DDX Pilonidal Cysts?
Furunculosis and anal fistulae are not typically midline.
Most pilonidal cyst primary openings are in the midline.
If the secondary opening lies inferiorly near the anus instead of in the usual cephalad site, the following may help to confirm a pilonidal cyst:
No induration between the most anterior sinus and the anus
No internal anal fistulous opening
A probe inserted gently into the anterior sinus passes upward toward the sacrum, not toward the anal canal (as in an anal fistula).
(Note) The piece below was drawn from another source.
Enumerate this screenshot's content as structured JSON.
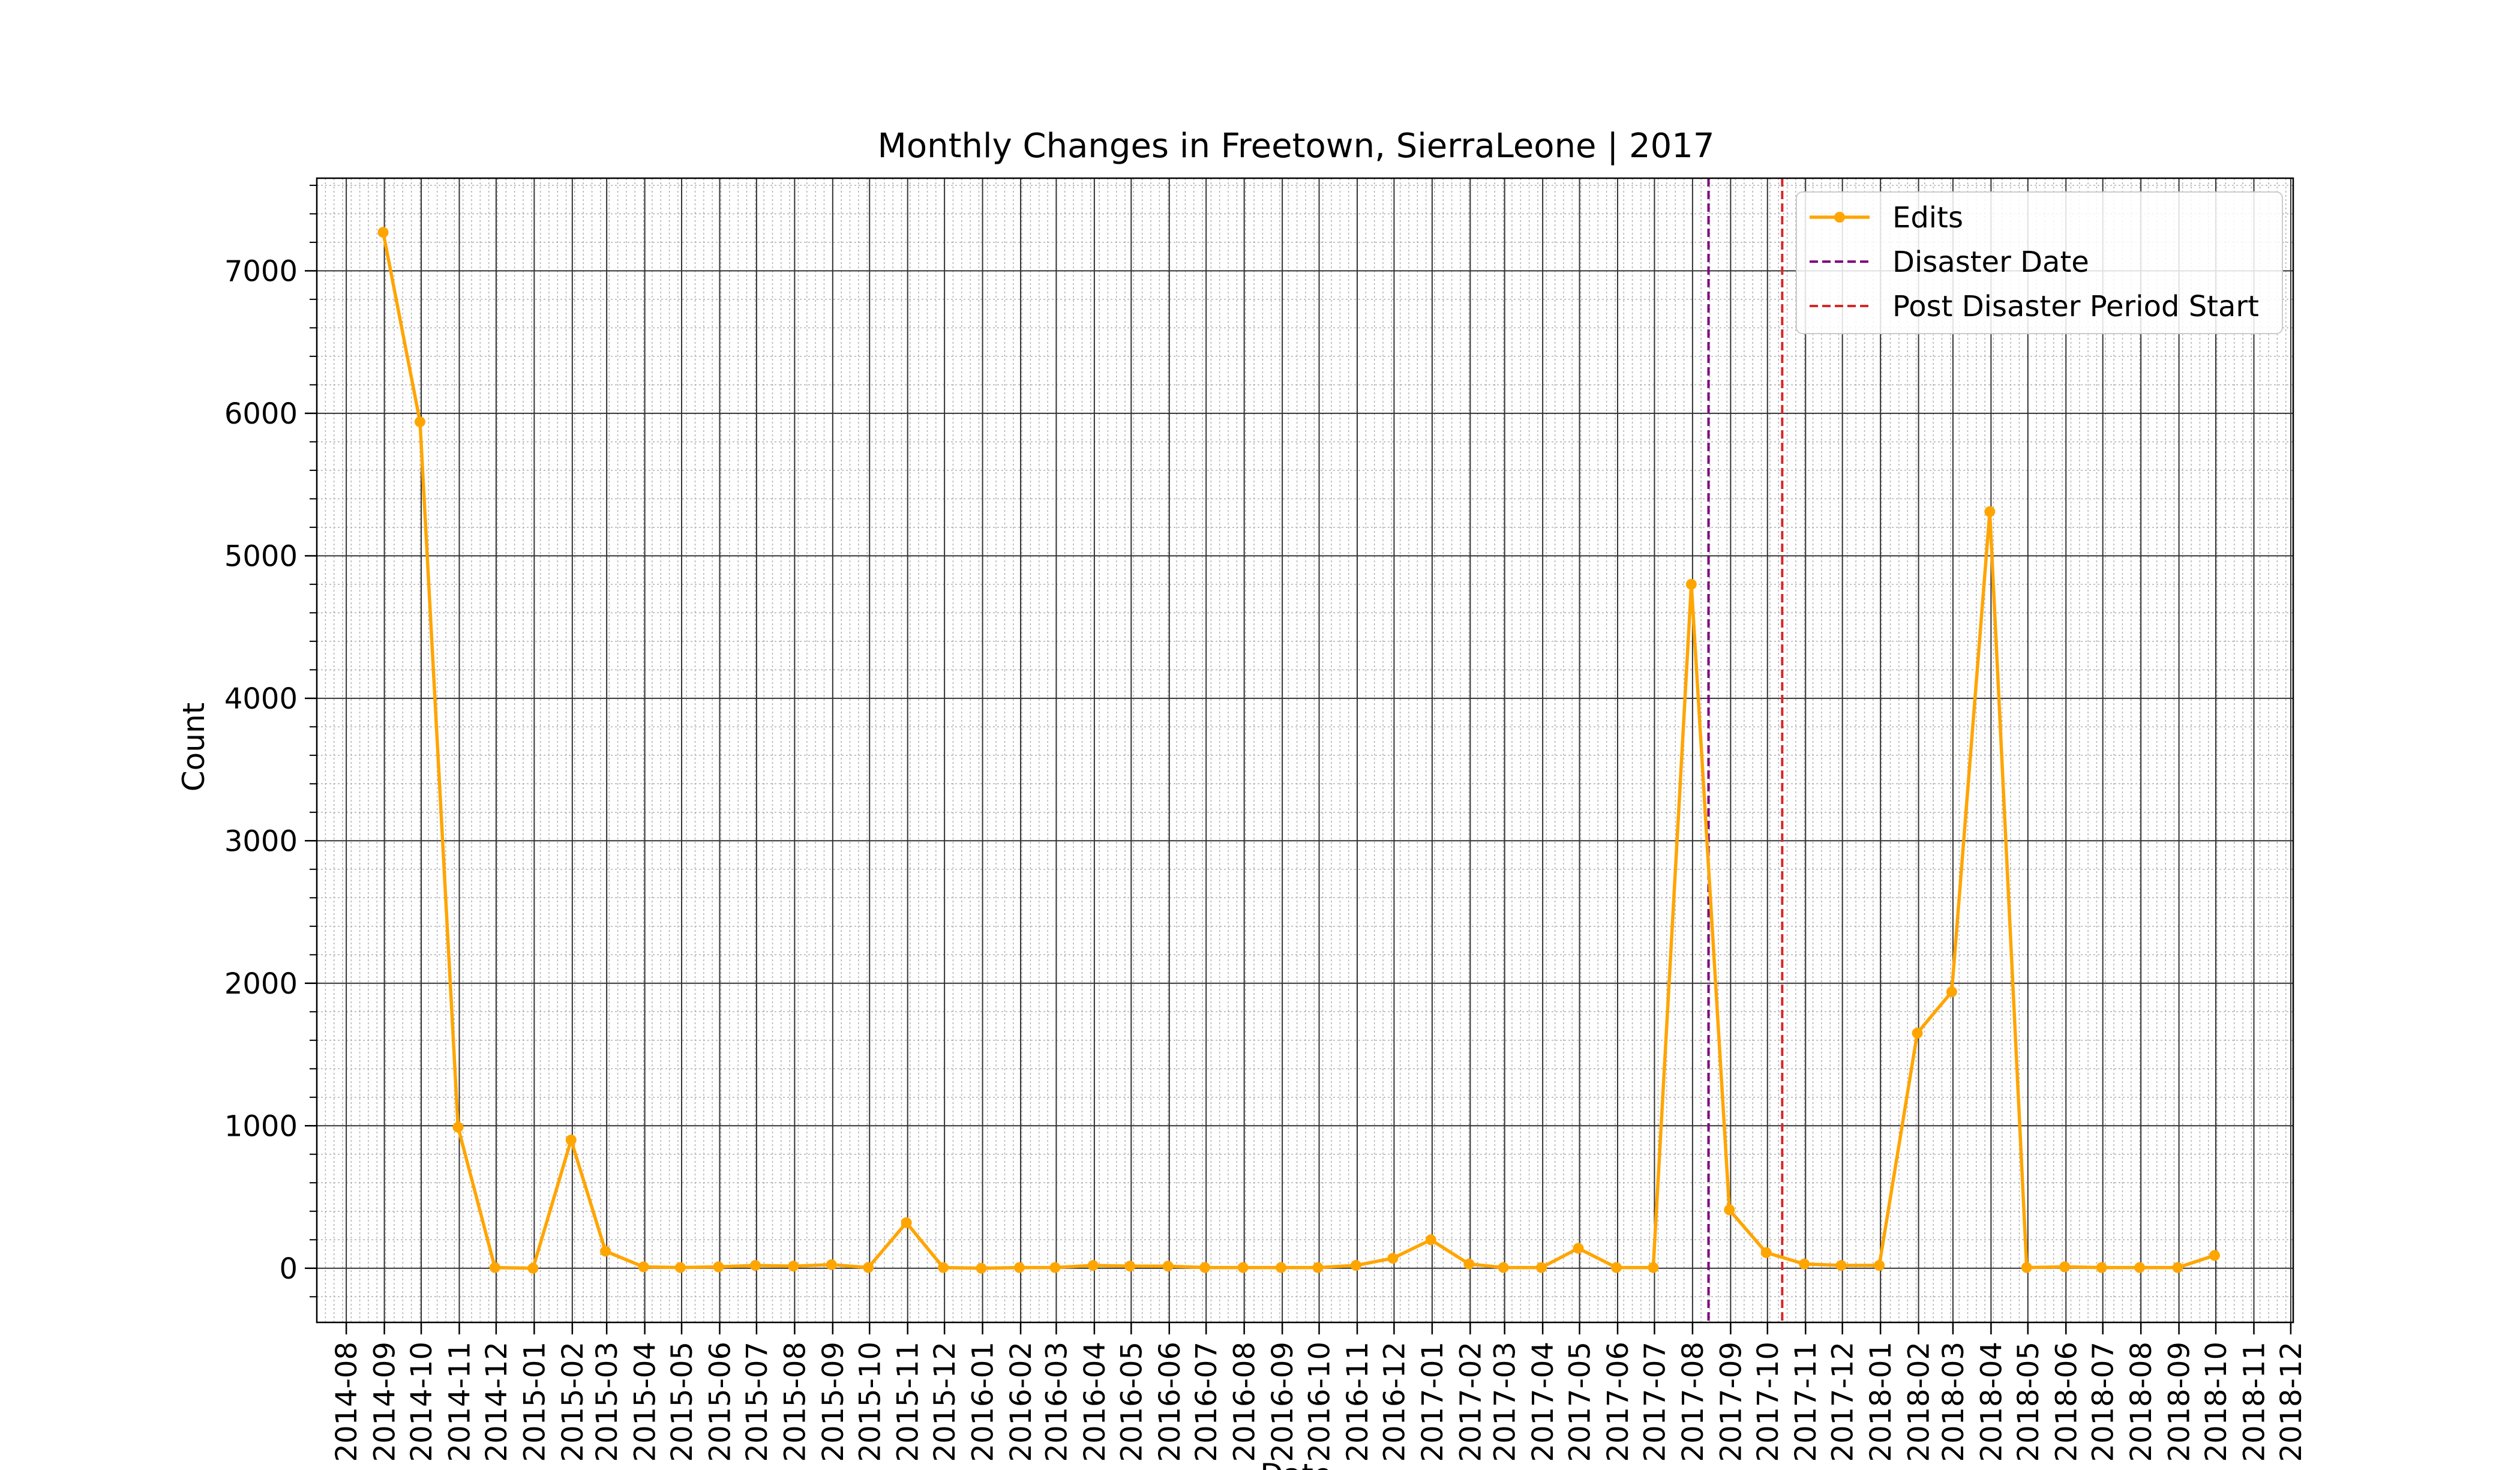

Treatment of Pilonidal Cysts?
There is a high recurrence rate and many different operations are recommended, which indicates that results are often less than satisfactory with any and all treatments!
Conservative Tx Pilonidal Cysts?
NOTE: The simplest forms of home treatment often best:
Loose weight if needed.
Keep the area clean – daily, gentle washing with washcloth
Carefully remove any protruding hair on a regular basis.
Avoid tight clothing.
Hot water baths/compresses, tea bag compresses or alternating hot and cold may spontaneous drainage!
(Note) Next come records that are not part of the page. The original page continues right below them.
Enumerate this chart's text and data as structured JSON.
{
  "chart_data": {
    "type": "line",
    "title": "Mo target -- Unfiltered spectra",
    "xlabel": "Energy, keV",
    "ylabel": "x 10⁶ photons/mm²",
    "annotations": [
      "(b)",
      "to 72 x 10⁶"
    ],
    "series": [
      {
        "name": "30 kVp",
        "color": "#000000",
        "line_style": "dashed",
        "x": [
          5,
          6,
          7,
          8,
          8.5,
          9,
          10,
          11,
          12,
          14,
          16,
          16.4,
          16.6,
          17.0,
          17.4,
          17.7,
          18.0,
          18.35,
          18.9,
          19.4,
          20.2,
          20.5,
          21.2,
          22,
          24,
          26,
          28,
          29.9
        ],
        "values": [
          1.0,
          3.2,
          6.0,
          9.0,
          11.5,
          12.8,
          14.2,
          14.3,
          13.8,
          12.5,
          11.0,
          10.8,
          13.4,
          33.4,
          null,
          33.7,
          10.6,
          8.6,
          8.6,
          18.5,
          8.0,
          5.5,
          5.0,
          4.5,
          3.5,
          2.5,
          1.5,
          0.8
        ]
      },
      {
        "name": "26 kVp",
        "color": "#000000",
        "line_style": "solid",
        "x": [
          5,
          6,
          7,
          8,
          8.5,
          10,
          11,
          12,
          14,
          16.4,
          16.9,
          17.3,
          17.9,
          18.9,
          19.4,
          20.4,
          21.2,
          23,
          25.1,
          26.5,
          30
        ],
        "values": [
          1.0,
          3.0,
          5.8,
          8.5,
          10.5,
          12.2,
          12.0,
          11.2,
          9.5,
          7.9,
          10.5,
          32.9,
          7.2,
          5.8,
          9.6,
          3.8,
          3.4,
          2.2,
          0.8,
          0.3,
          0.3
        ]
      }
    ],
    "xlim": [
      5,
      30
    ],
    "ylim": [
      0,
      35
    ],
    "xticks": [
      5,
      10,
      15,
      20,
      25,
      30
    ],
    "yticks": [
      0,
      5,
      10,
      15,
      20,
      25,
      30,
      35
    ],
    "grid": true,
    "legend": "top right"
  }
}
Potato, carrot, etc. poultices
Zinc, multivitamin supplements
Hepar sulphuris homeopathic
Oral antimicrobials or antibiotics added to the home remedies may still not be enough to heala pilonidal cyst short of surgery!
Surgical Tx for Pilonidal Cysts?
- Incision and drainage:
Preferred surgical technique for a new pilonidal cyst.
Perform I & D, curette away the granulation tissue as necessary, remove the hair follicles and pack the cavity with iodoform gauze.
Advantage – simple procedure done under local anesthesia
Disadvantage – frequent changing of gauze packing until the cystheals, sometimes up to three weeks time
2.Incision and drainage with immediate closing of the wound:
Advantage – wound is completely closed immediately following surgery without need for gauze packing
Disadvantage – high rate of recurrence - the cyst walls are still present!
3.Marsupialization:
Procedure - incision and draining, removal of pus and hair, and sewing of the edges of the fibrous tract to the wound edges to make a pouch.
Advantages:
Outpatient surgery under local anesthesia
Minimizes the size and depth of the wound without the need to pack wound with gauze
Disadvantages:
Needs a surgeon trained in the technique.
Is usually a hospital procedure.
Requires about six weeks to heal
- Drainage of an Existing Tract:
Performed as an office procedure.
Technique:
Infiltrate with local anesthesia.
Shave the area.
Excise the midline pits and the lateral sinus opening(s) by elliptical incisions.
Remove all hair, debride/curette the tract.
Repeat debridement and curettage at regular intervals until healed (closes by second intention).